GENEBRA (2 de setembro de 2016) - A Perita Independente das Nações Unidas sobre os direitos humanos das pessoas com albinismo, Ikponwosa Ero disse hoje que apesar de todos os êxitos na luta contra os crimes contra as pessoas com albinismo em Moçambique, a sua situação continua precária. As autoridades ainda estão por identificar e deter os autores morais por trás de tais crimes.

"Acredita-se que os autores morais operam numa rede secreta trans-fronteiriça, mas poderosa, semelhante aquelas dos narcotraficantes. Até à data, nenhum destes foi capturado ou julgado. As redes estão ainda a ser identificadas", disse a Perita no final da sua visita oficial a Moçambique.

A Perita também alertou que "enquanto há uma crença de que os autores morais são de fora de Moçambique, não existem fatos suficientes que sustentem esta afirmação. Por conseguinte, deve-se ter o cuidado ao se fazerem tais presunções para evitar a alimentação de sentimentos xenófobos, particularmente contra os refugiados e migrantes que Moçambique acolha".

Ero acrescentou que a grande maioria dos autores que foram processados até à data são cidadãos ​​de Moçambique.

Durante a sua visita a Moçambique, Ero visitou Maputo, Nampula e Beira e se reuniu com as famílias das vítimas dos ataques, com pessoas com albinismo e suas famílias, e os detidos acusados ​​de crimes contra as pessoas com albinismo. Ela também testemunhou um julgamento em curso envolvendo a tentativa de venda de uma parte do corpo de uma pessoa com albinismo. Ela disse que estava profundamente impressionada com o medo real que ela sentiu que existe entre as pessoas com albinismo.

"As pessoas com albinismo, desde da nascença e toda a vida até a morte, são caçados e partes do de seus corpos que vão, desde a sua cabeça até os seus dedos dos pés, seus cabelos, suas unhas e até suas fezes são recolhidas", disse ela. "Existe, portanto, um medo real entre as pessoas com albinismo em todo o País, em particular nas províncias com ataques relatados."

Ero parabenizou a actual resposta do Governo à crise enfrentada por pessoas com albinismo.
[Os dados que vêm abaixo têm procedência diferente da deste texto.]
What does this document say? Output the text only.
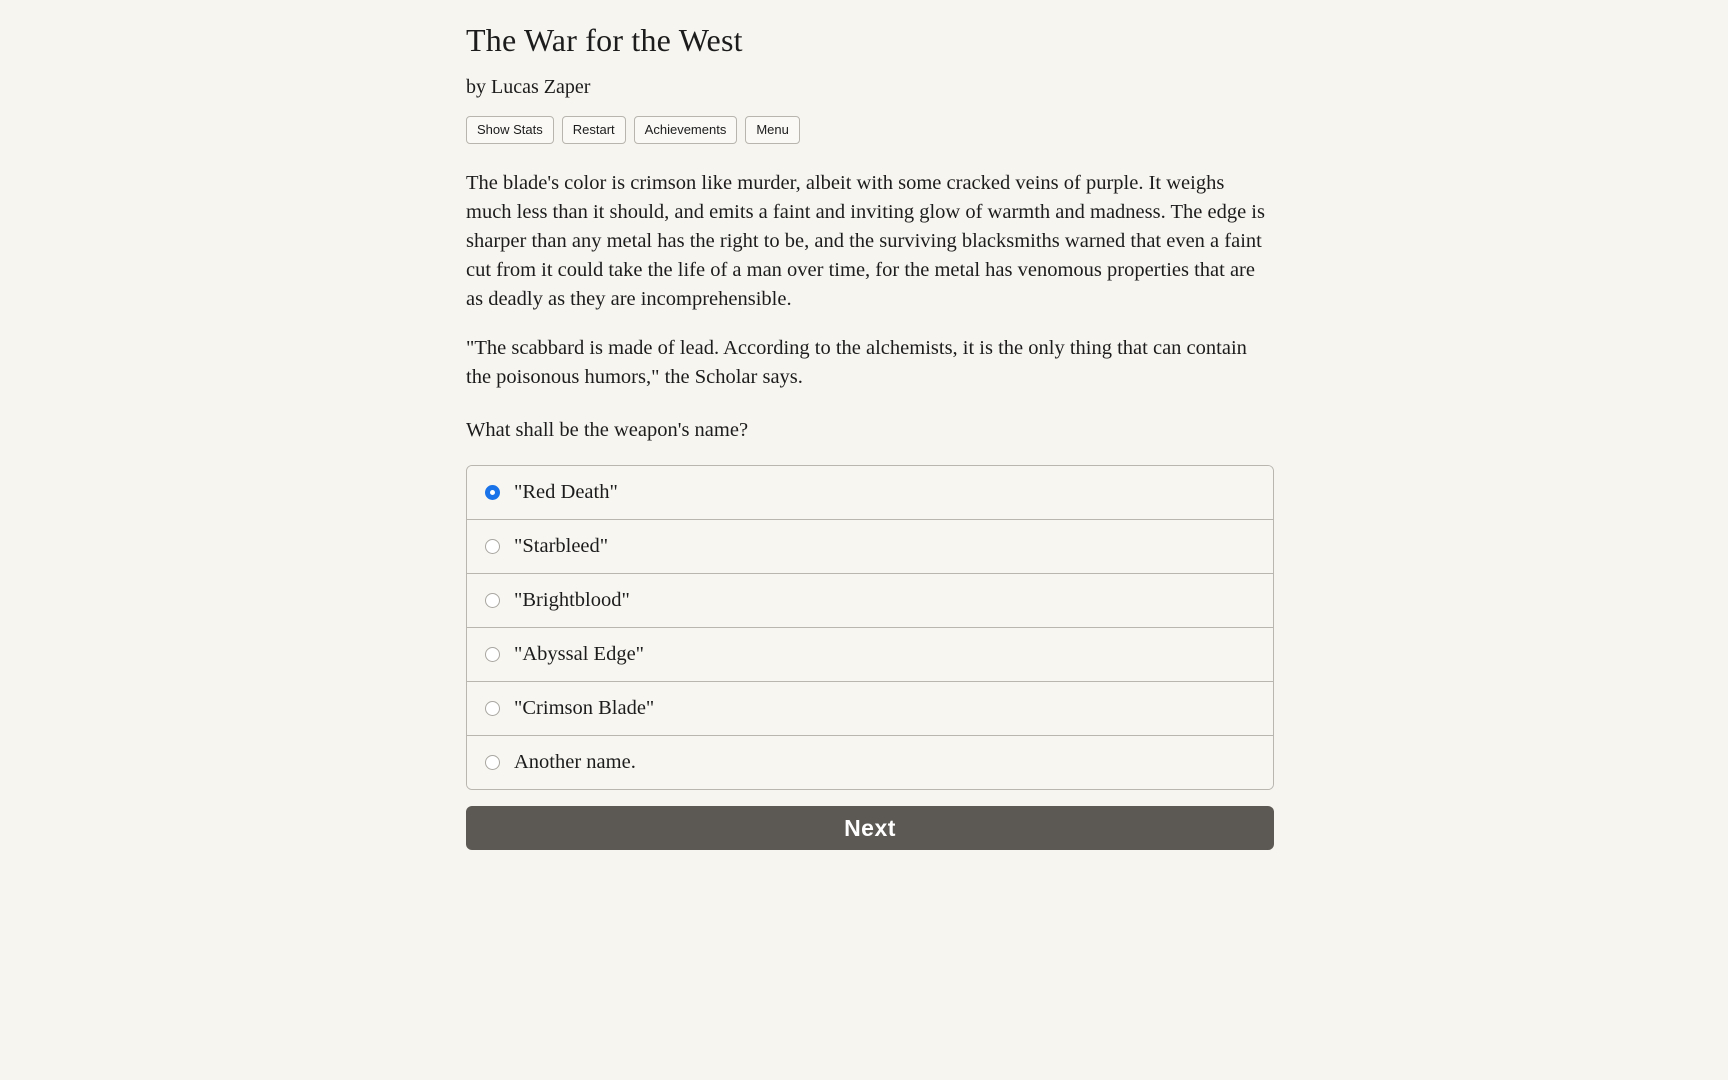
The War for the West
by Lucas Zaper
Show Stats	Restart	Achievements	Menu

The blade's color is crimson like murder, albeit with some cracked veins of purple. It weighs much less than it should, and emits a faint and inviting glow of warmth and madness. The edge is sharper than any metal has the right to be, and the surviving blacksmiths warned that even a faint cut from it could take the life of a man over time, for the metal has venomous properties that are as deadly as they are incomprehensible.

"The scabbard is made of lead. According to the alchemists, it is the only thing that can contain the poisonous humors," the Scholar says.

What shall be the weapon's name?

"Red Death"
"Starbleed"
"Brightblood"
"Abyssal Edge"
"Crimson Blade"
Another name.
Next
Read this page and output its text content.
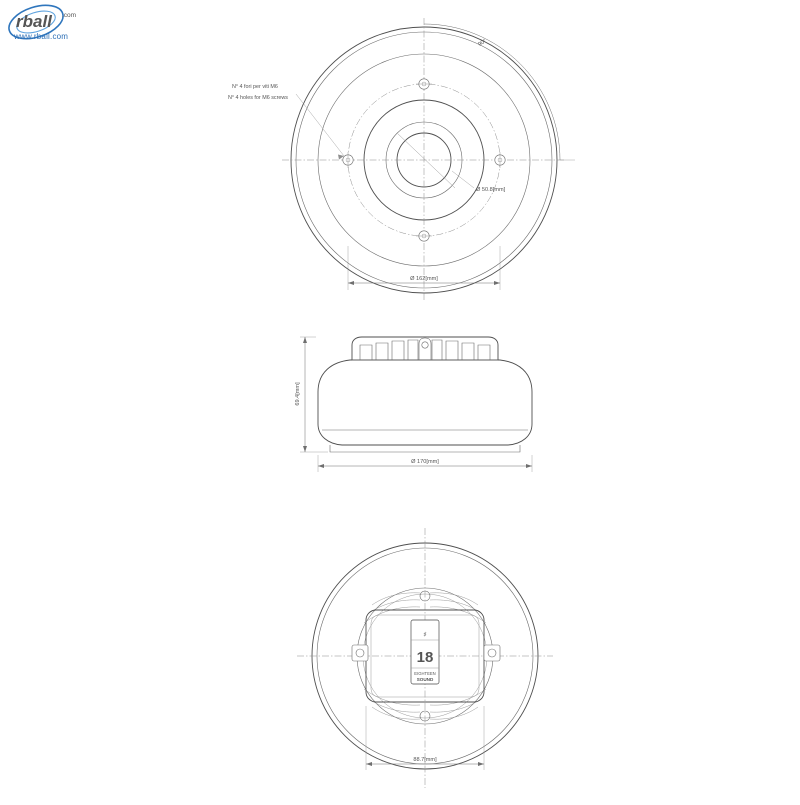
rball .com
www.rball.com
90°
Ø 50.8[mm]
Ø 162[mm]
N° 4 fori per viti M6
N° 4 holes for M6 screws
69.4[mm]
Ø 170[mm]
♯
18
EIGHTEEN
SOUND
88.7[mm]
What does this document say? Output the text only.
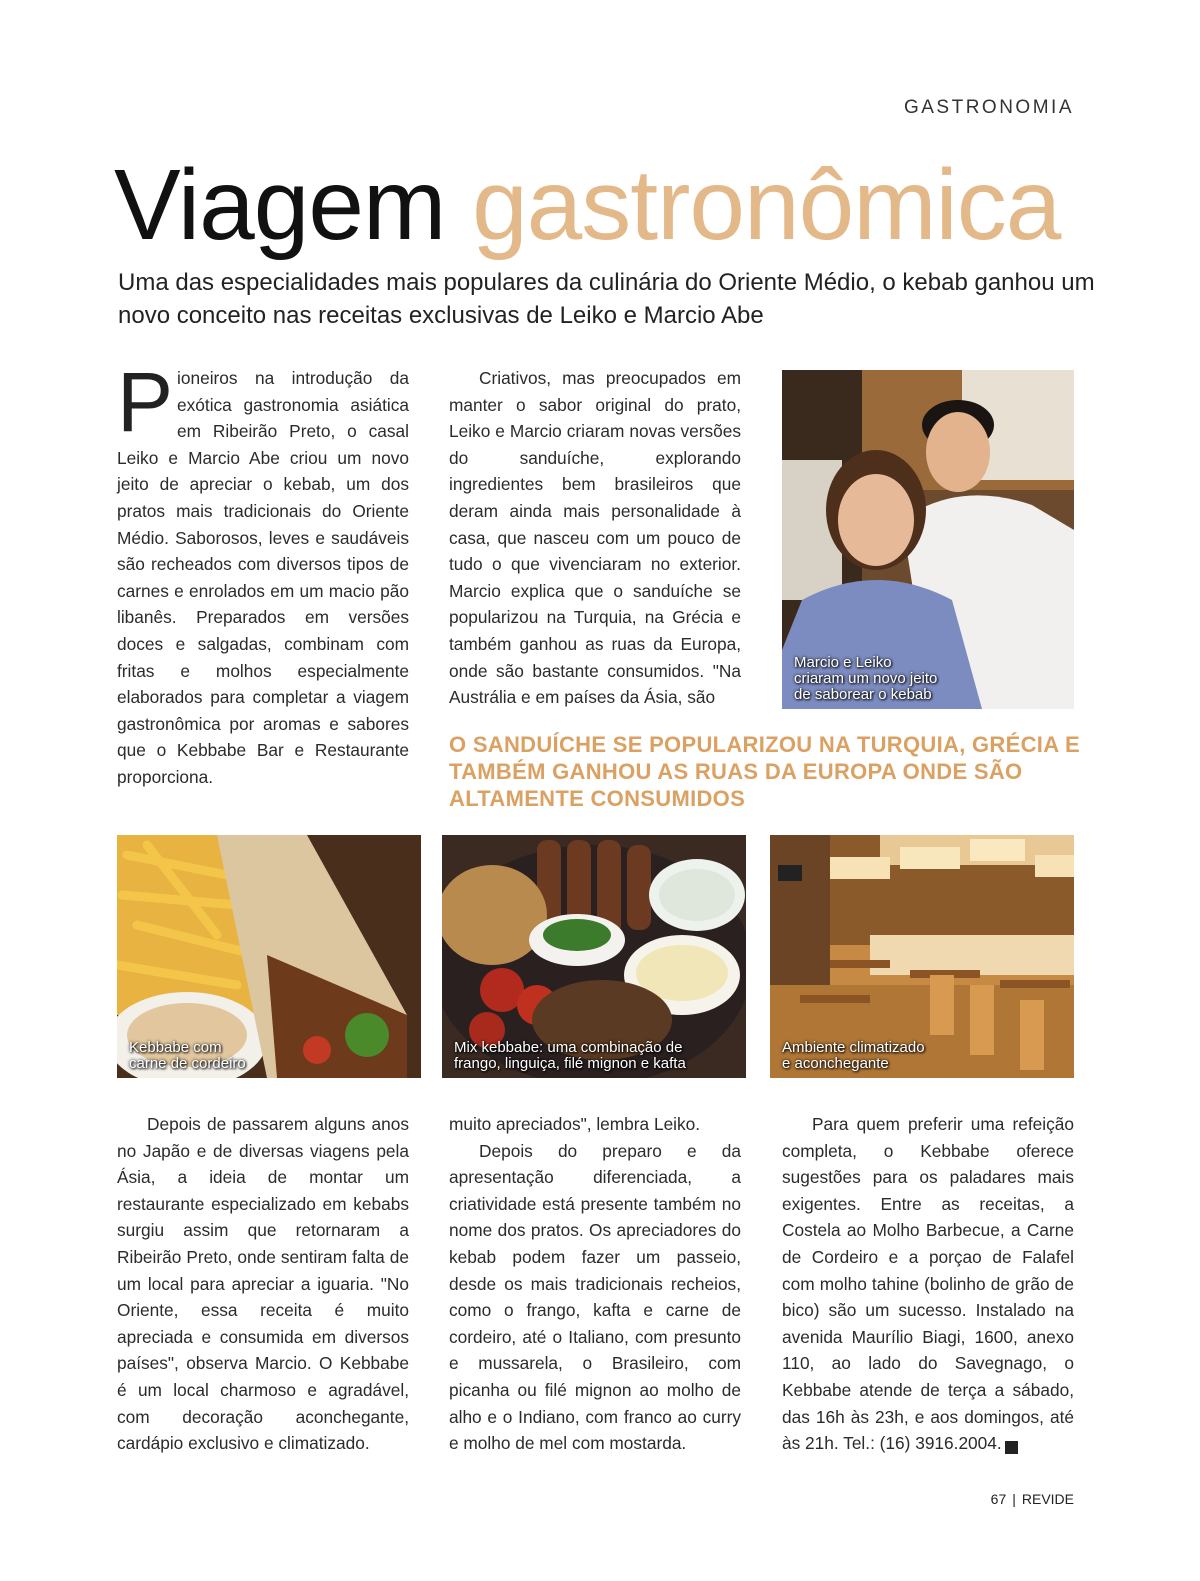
GASTRONOMIA
Viagem gastronômica

Uma das especialidades mais populares da culinária do Oriente Médio, o kebab ganhou um novo conceito nas receitas exclusivas de Leiko e Marcio Abe

P ioneiros na introdução da exótica gastronomia asiática em Ribeirão Preto, o casal Leiko e Marcio Abe criou um novo jeito de apreciar o kebab, um dos pratos mais tradicionais do Oriente Médio. Saborosos, leves e saudáveis são recheados com diversos tipos de carnes e enrolados em um macio pão libanês. Preparados em versões doces e salgadas, combinam com fritas e molhos especialmente elaborados para completar a viagem gastronômica por aromas e sabores que o Kebbabe Bar e Restaurante proporciona.

Criativos, mas preocupados em manter o sabor original do prato, Leiko e Marcio criaram novas versões do sanduíche, explorando ingredientes bem brasileiros que deram ainda mais personalidade à casa, que nasceu com um pouco de tudo o que vivenciaram no exterior. Marcio explica que o sanduíche se popularizou na Turquia, na Grécia e também ganhou as ruas da Europa, onde são bastante consumidos. "Na Austrália e em países da Ásia, são

Marcio e Leiko
criaram um novo jeito
de saborear o kebab
O SANDUÍCHE SE POPULARIZOU NA TURQUIA, GRÉCIA E TAMBÉM GANHOU AS RUAS DA EUROPA ONDE SÃO ALTAMENTE CONSUMIDOS
Kebbabe com
carne de cordeiro
Mix kebbabe: uma combinação de
frango, linguiça, filé mignon e kafta
Ambiente climatizado
e aconchegante

Depois de passarem alguns anos no Japão e de diversas viagens pela Ásia, a ideia de montar um restaurante especializado em kebabs surgiu assim que retornaram a Ribeirão Preto, onde sentiram falta de um local para apreciar a iguaria. "No Oriente, essa receita é muito apreciada e consumida em diversos países", observa Marcio. O Kebbabe é um local charmoso e agradável, com decoração aconchegante, cardápio exclusivo e climatizado.

muito apreciados", lembra Leiko.

Depois do preparo e da apresentação diferenciada, a criatividade está presente também no nome dos pratos. Os apreciadores do kebab podem fazer um passeio, desde os mais tradicionais recheios, como o frango, kafta e carne de cordeiro, até o Italiano, com presunto e mussarela, o Brasileiro, com picanha ou filé mignon ao molho de alho e o Indiano, com franco ao curry e molho de mel com mostarda.

Para quem preferir uma refeição completa, o Kebbabe oferece sugestões para os paladares mais exigentes. Entre as receitas, a Costela ao Molho Barbecue, a Carne de Cordeiro e a porçao de Falafel com molho tahine (bolinho de grão de bico) são um sucesso. Instalado na avenida Maurílio Biagi, 1600, anexo 110, ao lado do Savegnago, o Kebbabe atende de terça a sábado, das 16h às 23h, e aos domingos, até às 21h. Tel.: (16) 3916.2004.	r

67 | REVIDE
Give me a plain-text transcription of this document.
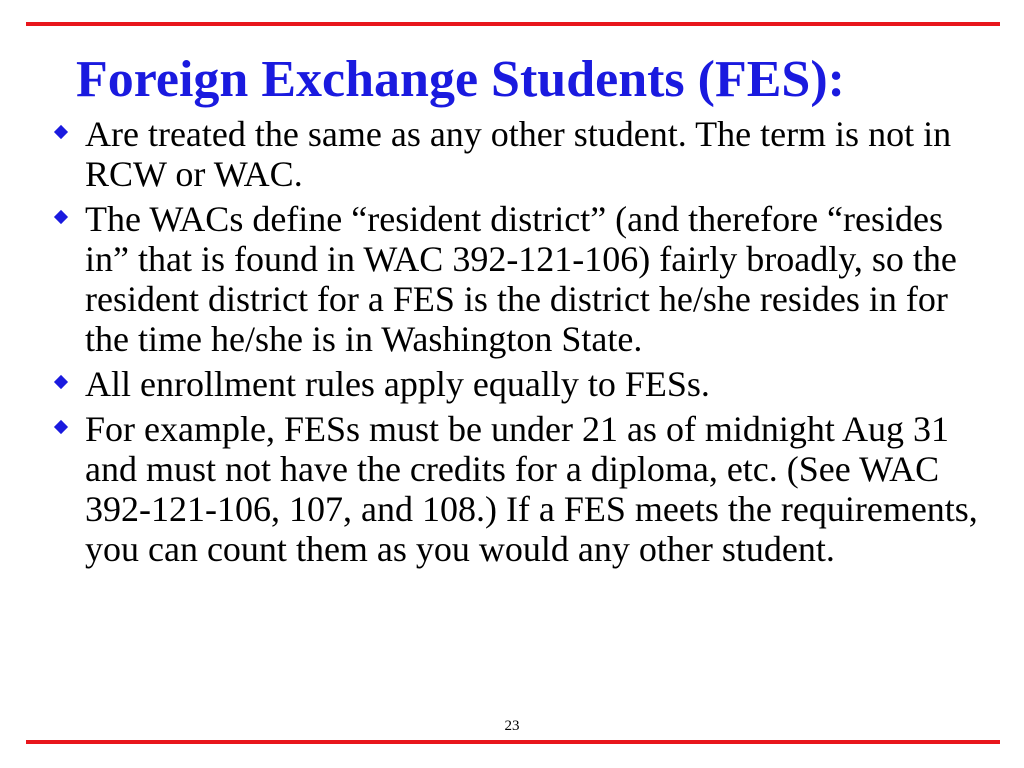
Foreign Exchange Students (FES):
Are treated the same as any other student. The term is not in RCW or WAC.
The WACs define “resident district” (and therefore “resides in” that is found in WAC 392-121-106) fairly broadly, so the resident district for a FES is the district he/she resides in for the time he/she is in Washington State.
All enrollment rules apply equally to FESs.
For example, FESs must be under 21 as of midnight Aug 31 and must not have the credits for a diploma, etc. (See WAC 392-121-106, 107, and 108.) If a FES meets the requirements, you can count them as you would any other student.
23
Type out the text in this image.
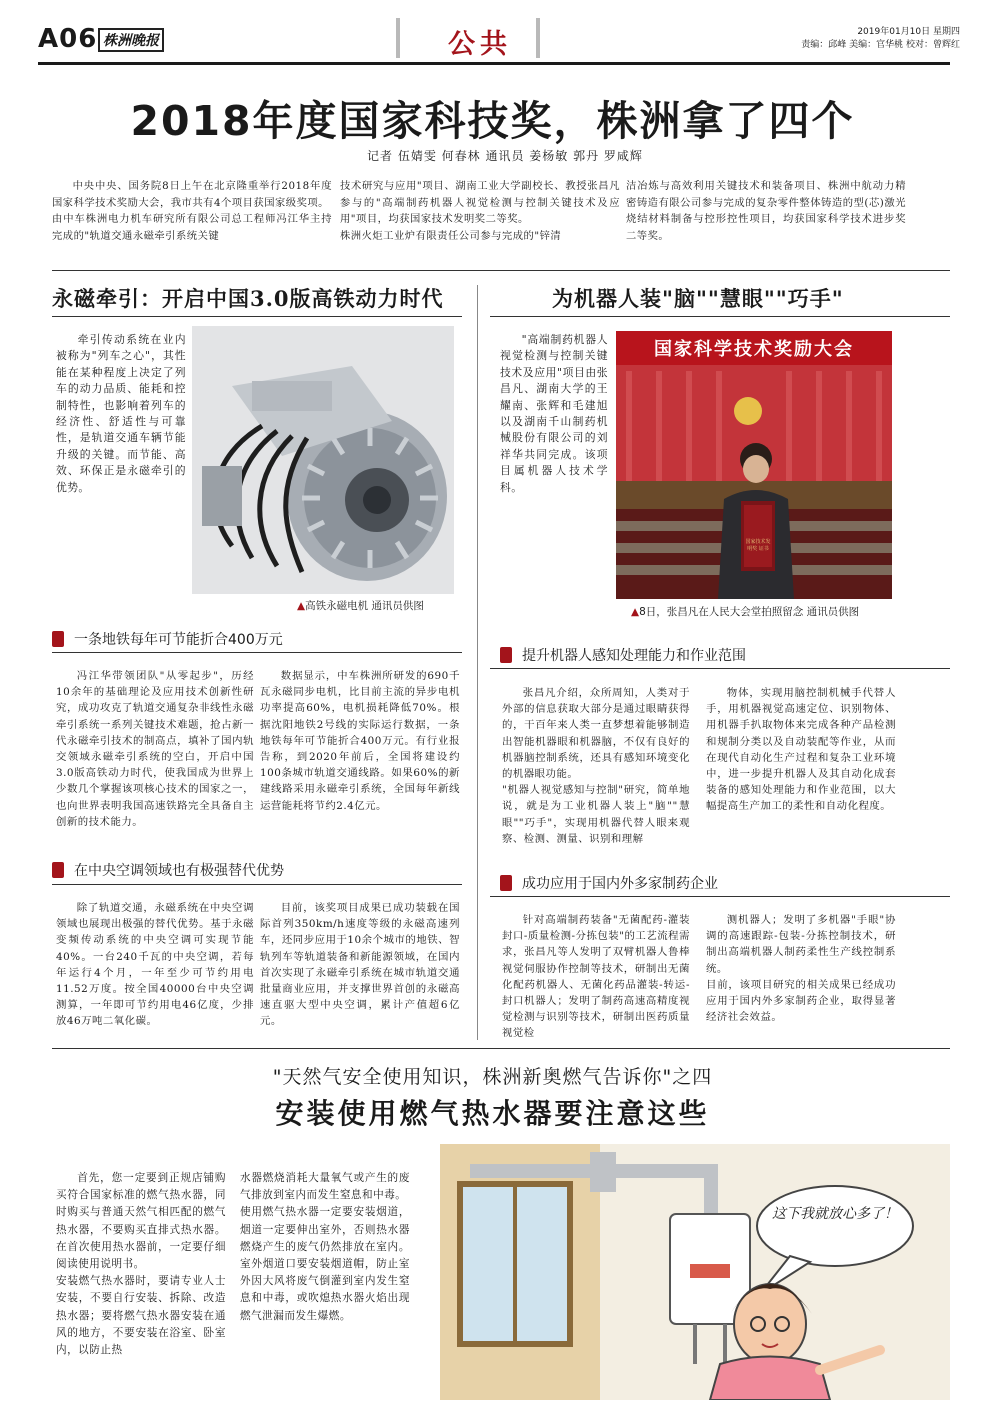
A06 株洲晚报	公共	2019年01月10日 星期四
责编：邱峰 美编：官华桃 校对：曾辉红
2018年度国家科技奖，株洲拿了四个
记者 伍婧雯 何春林 通讯员 姜杨敏 郭丹 罗咸辉
中央中央、国务院8日上午在北京隆重举行2018年度国家科学技术奖励大会，我市共有4个项目获国家级奖项。
由中车株洲电力机车研究所有限公司总工程师冯江华主持完成的"轨道交通永磁牵引系统关键
技术研究与应用"项目、湖南工业大学副校长、教授张昌凡参与的"高端制药机器人视觉检测与控制关键技术及应用"项目，均获国家技术发明奖二等奖。
株洲火炬工业炉有限责任公司参与完成的"锌清
洁冶炼与高效利用关键技术和装备项目、株洲中航动力精密铸造有限公司参与完成的复杂零件整体铸造的型(芯)激光烧结材料制备与控形控性项目，均获国家科学技术进步奖二等奖。
永磁牵引：开启中国3.0版高铁动力时代
牵引传动系统在业内被称为"列车之心"，其性能在某种程度上决定了列车的动力品质、能耗和控制特性，也影响着列车的经济性、舒适性与可靠性，是轨道交通车辆节能升级的关键。而节能、高效、环保正是永磁牵引的优势。
▲高铁永磁电机 通讯员供图
一条地铁每年可节能折合400万元

冯江华带领团队"从零起步"，历经10余年的基础理论及应用技术创新性研究，成功攻克了轨道交通复杂非线性永磁牵引系统一系列关键技术难题，抢占新一代永磁牵引技术的制高点，填补了国内轨交领域永磁牵引系统的空白，开启中国3.0版高铁动力时代，使我国成为世界上少数几个掌握该项核心技术的国家之一，也向世界表明我国高速铁路完全具备自主创新的技术能力。

数据显示，中车株洲所研发的690千瓦永磁同步电机，比目前主流的异步电机功率提高60%，电机损耗降低70%。根据沈阳地铁2号线的实际运行数据，一条地铁每年可节能折合400万元。有行业报告称，到2020年前后，全国将建设约100条城市轨道交通线路。如果60%的新建线路采用永磁牵引系统，全国每年新线运营能耗将节约2.4亿元。

在中央空调领域也有极强替代优势

除了轨道交通，永磁系统在中央空调领域也展现出极强的替代优势。基于永磁变频传动系统的中央空调可实现节能40%。一台240千瓦的中央空调，若每年运行4个月，一年至少可节约用电11.52万度。按全国40000台中央空调测算，一年即可节约用电46亿度，少排放46万吨二氧化碳。

目前，该奖项目成果已成功装载在国际首列350km/h速度等级的永磁高速列车，还同步应用于10余个城市的地铁、智轨列车等轨道装备和新能源领域，在国内首次实现了永磁牵引系统在城市轨道交通批量商业应用，并支撑世界首创的永磁高速直驱大型中央空调，累计产值超6亿元。

为机器人装"脑""慧眼""巧手"
"高端制药机器人视觉检测与控制关键技术及应用"项目由张昌凡、湖南大学的王耀南、张辉和毛建旭以及湖南千山制药机械股份有限公司的刘祥华共同完成。该项目属机器人技术学科。
国家科学技术奖励大会
国家技术发明奖 证书
▲8日，张昌凡在人民大会堂拍照留念 通讯员供图
提升机器人感知处理能力和作业范围

张昌凡介绍，众所周知，人类对于外部的信息获取大部分是通过眼睛获得的，干百年来人类一直梦想着能够制造出智能机器眼和机器脑，不仅有良好的机器脑控制系统，还具有感知环境变化的机器眼功能。
"机器人视觉感知与控制"研究，简单地说，就是为工业机器人装上"脑""慧眼""巧手"，实现用机器代替人眼来观察、检测、测量、识别和理解

物体，实现用脑控制机械手代替人手，用机器视觉高速定位、识别物体、用机器手扒取物体来完成各种产品检测和规制分类以及自动装配等作业，从而在现代自动化生产过程和复杂工业环境中，进一步提升机器人及其自动化成套装备的感知处理能力和作业范围，以大幅提高生产加工的柔性和自动化程度。

成功应用于国内外多家制药企业

针对高端制药装备"无菌配药-灌装封口-质量检测-分拣包装"的工艺流程需求，张昌凡等人发明了双臂机器人鲁棒视觉伺服协作控制等技术，研制出无菌化配药机器人、无菌化药品灌装-转运-封口机器人；发明了制药高速高精度视觉检测与识别等技术，研制出医药质量视觉检

测机器人；发明了多机器"手眼"协调的高速跟踪-包装-分拣控制技术，研制出高端机器人制药柔性生产线控制系统。
目前，该项目研究的相关成果已经成功应用于国内外多家制药企业，取得显著经济社会效益。

"天然气安全使用知识，株洲新奥燃气告诉你"之四
安装使用燃气热水器要注意这些
首先，您一定要到正规店铺购买符合国家标准的燃气热水器，同时购买与普通天然气相匹配的燃气热水器，不要购买直排式热水器。在首次使用热水器前，一定要仔细阅读使用说明书。
安装燃气热水器时，要请专业人士安装，不要自行安装、拆除、改造热水器；要将燃气热水器安装在通风的地方，不要安装在浴室、卧室内，以防止热
水器燃烧消耗大量氧气或产生的废气排放到室内而发生窒息和中毒。
使用燃气热水器一定要安装烟道，烟道一定要伸出室外，否则热水器燃烧产生的废气仍然排放在室内。室外烟道口要安装烟道帽，防止室外因大风将废气倒灌到室内发生窒息和中毒，或吹熄热水器火焰出现燃气泄漏而发生爆燃。
这下我就放心多了！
Ela elogiou em particular o Plano Multi-Sectorial de Acção para abordar os ataques e o uso dos mecanismos pré-existentes, tais como grupos de referência. Ela acrescentou que o País parecia ter o maior número de casos que foram julgados nesta matéria na região, e saudou o facto que a legislação nacional "não pune só o tráfico de pessoas e órgãos, mas também o tráfico de partes do corpo."

No entanto, ela advertiu que o plano de ação precisaria ser implementado de forma total e escrupulosa para que possa ter um impacto duradouro.

A Perita também destacou a discriminação de longa data contra as pessoas com albinismo "incluindo os casos de cuspir no chão depois de ver uma pessoa com albinismo, de evitar ter crianças com albinismo, e de se recusar a apertar a mão ou tocar as pessoas com albinismo segundo o taboo para evitar o contágio."

Outra área de preocupação foi o papel dos curandeiros ou médicos tradicionais, disse ela.

"Enquanto os médicos tradicionais desempenham um papel crucial na cura e outros serviços relacionados com os cidadãos, muitas vezes não é claro quais práticas são puramente na área da medicina tradicional e quais são que se envolvem na bruxaria e outras práticas que podem levar a danos contra as pessoas com albinismo", disse a Perita, chamando pela supervisão reforçada dos praticantes da medicina tradicional.

A perita disse que também foi surpreendida pela falta de consciência de programas e serviços existentes fornecidos pelo Governo. As pessoas com albinismo, organizações da sociedade civil, e também funcionários do Estado muitas vezes não tinham conhecimento sobre os serviços de saúde, ainda que limitados; ou da quota obrigatória de cinco por cento do emprego no sector público para pessoas com deficiência; nem do Plano Multi-sectorial de Acção de prevenção e protecção das pessoas com albinismo contra ataques.

"Os Objetivos de Desenvolvimento Sustentável das Nações Unidas têm o objectivo fundamental de não deixar ninguém para trás. Isso certamente significa deixar nenhuma pessoa com albinismo para trás. Espero que a os avanços alcançado por Moçambique continuem de modo a proteger os direitos das pessoas com albinismo, mesmo diante dos desafios econômicos e políticos", disse ela.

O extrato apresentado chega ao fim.